[R] Scripting in R -- pattern matching, logic, system calls, the works!
bioinformatics_guy
wwwhitener at gmail.com
Tue Sep 16 16:01:42 CEST 2008
Don,
Excellent advice. I've gone back and done a bit of coding and wanted to see
what you think and possibly "shore up" some of the technical stuff I am
still having a bit of difficulty with.
I'll past the code I have to date with any important annotations:
topdir="~"
library(gmodels)
setwd(topdir)
### Will probably want to do two for loops as opposed to recursive
files=list.files(path=topdir,pattern="Coverage")
for (i in files)
{
dir=paste("~/hangers/",i,sep="")
files2=list.files(path=dir,pattern="Length")

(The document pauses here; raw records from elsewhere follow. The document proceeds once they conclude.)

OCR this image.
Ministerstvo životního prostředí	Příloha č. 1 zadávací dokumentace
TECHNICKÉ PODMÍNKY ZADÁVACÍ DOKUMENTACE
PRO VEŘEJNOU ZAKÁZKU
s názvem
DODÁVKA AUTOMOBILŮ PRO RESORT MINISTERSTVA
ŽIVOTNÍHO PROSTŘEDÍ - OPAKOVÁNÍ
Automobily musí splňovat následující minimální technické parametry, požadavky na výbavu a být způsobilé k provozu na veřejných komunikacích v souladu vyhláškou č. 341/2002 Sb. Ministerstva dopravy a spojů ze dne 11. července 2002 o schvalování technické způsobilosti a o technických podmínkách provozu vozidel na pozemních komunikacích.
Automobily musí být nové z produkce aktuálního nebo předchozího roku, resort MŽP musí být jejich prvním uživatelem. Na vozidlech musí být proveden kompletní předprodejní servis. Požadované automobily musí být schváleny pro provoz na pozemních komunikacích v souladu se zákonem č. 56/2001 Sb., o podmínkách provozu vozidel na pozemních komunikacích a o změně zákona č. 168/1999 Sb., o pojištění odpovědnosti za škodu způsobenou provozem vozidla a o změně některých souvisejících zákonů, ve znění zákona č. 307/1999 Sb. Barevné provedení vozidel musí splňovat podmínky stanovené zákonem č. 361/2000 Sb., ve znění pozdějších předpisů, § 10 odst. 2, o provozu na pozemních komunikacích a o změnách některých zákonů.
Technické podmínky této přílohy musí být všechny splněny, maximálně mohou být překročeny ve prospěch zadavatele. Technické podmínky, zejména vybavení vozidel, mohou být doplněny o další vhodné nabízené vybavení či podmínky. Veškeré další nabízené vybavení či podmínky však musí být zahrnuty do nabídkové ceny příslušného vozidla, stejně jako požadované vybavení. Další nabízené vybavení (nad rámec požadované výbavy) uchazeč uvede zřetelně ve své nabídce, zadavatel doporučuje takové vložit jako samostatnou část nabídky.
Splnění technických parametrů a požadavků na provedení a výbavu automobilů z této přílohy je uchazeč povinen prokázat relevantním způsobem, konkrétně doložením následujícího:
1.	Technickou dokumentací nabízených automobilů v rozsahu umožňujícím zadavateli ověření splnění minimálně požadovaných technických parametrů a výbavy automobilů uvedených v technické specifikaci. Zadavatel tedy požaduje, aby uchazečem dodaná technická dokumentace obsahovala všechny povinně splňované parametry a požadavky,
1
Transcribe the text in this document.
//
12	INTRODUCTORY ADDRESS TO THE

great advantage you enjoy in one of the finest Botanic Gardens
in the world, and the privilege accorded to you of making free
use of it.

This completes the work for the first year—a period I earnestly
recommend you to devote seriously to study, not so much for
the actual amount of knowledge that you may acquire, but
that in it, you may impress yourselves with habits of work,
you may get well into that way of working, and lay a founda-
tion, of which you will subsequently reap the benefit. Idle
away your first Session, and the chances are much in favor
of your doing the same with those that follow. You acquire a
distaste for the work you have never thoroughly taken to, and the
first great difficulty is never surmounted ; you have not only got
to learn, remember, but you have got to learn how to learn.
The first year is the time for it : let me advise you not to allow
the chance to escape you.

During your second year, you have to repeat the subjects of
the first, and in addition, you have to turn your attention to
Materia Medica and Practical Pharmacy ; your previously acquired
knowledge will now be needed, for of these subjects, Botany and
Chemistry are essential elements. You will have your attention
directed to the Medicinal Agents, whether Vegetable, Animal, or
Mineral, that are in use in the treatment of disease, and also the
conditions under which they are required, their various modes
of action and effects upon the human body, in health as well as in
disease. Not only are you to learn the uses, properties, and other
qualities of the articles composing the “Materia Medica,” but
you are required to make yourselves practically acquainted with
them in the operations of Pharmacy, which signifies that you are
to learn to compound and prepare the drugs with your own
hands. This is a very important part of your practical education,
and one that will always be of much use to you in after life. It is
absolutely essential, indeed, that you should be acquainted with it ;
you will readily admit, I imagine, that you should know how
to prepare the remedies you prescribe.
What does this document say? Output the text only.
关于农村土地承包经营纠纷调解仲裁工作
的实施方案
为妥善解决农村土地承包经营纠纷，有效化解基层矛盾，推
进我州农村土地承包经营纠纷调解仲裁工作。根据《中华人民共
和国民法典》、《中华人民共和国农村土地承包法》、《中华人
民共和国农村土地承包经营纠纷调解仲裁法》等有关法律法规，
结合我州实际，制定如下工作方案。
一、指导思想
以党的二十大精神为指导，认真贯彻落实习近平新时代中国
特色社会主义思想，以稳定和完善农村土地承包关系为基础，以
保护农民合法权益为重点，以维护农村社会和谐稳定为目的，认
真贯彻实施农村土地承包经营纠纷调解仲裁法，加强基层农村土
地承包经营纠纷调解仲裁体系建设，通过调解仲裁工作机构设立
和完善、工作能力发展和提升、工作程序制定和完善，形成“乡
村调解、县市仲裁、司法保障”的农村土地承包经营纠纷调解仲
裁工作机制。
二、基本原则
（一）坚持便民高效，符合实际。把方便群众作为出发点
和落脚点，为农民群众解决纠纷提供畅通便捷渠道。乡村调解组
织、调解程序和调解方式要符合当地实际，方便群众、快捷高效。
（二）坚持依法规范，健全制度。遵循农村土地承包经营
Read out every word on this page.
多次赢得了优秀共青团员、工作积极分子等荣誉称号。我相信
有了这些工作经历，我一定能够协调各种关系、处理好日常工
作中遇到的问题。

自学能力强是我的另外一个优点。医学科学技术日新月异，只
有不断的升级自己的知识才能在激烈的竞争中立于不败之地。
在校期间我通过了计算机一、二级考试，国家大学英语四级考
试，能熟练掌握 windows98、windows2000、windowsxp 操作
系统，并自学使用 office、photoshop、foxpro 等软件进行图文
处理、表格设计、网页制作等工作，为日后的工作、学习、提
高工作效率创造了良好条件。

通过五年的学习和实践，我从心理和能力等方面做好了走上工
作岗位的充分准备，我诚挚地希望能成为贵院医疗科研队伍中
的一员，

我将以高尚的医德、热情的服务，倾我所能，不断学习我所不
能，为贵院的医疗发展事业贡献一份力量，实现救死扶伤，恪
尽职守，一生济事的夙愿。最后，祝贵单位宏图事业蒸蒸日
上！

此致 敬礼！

### Make an empty matrix that will have the independent variable as
the filenum and the dependent variable
### as the mean of the length or should I have two vectors for the
regression. Basically the Length_(\d+) is the independent variable (which
is taken from the filename) which all the regressions will have and then
inside the Length_(\d+) is a 1d set of numbers which I take the mean of
which in turn becomes the dependent variable. So in essence the points are:
f(length)=mean(length$V1)
f(45)=50
f(50)=60
etc ...
for (j in files2)
{
## I just rearranged the following line but I'm not sure what the
command is doing
## I am assuming 'as.numeric' means take the input as a number
instead of a string and the gsub has #me stumped
filenum=as.numeric(gsub('Length_','',j))
## Can I assign variables at the top instead of hardcoding? like
upper=50 , lower=30?
## And I don't need to put brackets for this if statement do I?
Does it basically just
## say that if the filenum is outside those parameters, just go to
the next j in files2?
if (filenum > 200 | filenum < -10) next
dir2=paste("~/hangers",i,j,sep="/")
tmp=read.table(dir2)
mean(tmp($V1))
Now should I put these in a matrix or a vector (all j values (length
vs mean(tmp$V1) for each i iteration)
}
}
I think lastly, Id like to get a print out of each of the regressions (each
iteration of i). Is that when I use the summary command? And, like in
unix, can I redirect the output to a file?
Best
Don MacQueen wrote:
>
> I can't go through all the details, but hopefully this will help get
> you started.
>
> If you look at the help page for the list.files() function, you will see
> this:
>
> list.files(path = ".", pattern = NULL, all.files = FALSE,
> full.names = FALSE, recursive = FALSE,
> ignore.case = FALSE)
>
> The "." in path means to start at your current working directory.
> Assuming your 5 Coverage directories are subdirectories of your
> current working directory, that's what you want.
>
> Then, setting recursive to TRUE will cause it to also list the
> contents of all subdirectories. Since your Length files are in the
> Coverage subdirectories, that's what you want.
>
> Finally, the pattern argument returns only files that match the
> pattern, so something like
> patter="Length"
> should get you just the files you want.
>
> The result is a character vector containing the names of all your
> Length files. Try it and see.
>
> Then, a simple loop over the over the vector of filenames, with an
> appropriate scan() or read.table() command for each, will read the
> data in.
>
> If you need to restrict the files, say Length_20, Length_25,
> Length_30, etc. then you'll have to do some more work.
> Look at
> as.numeric(gsub( 'Length_', '', filename))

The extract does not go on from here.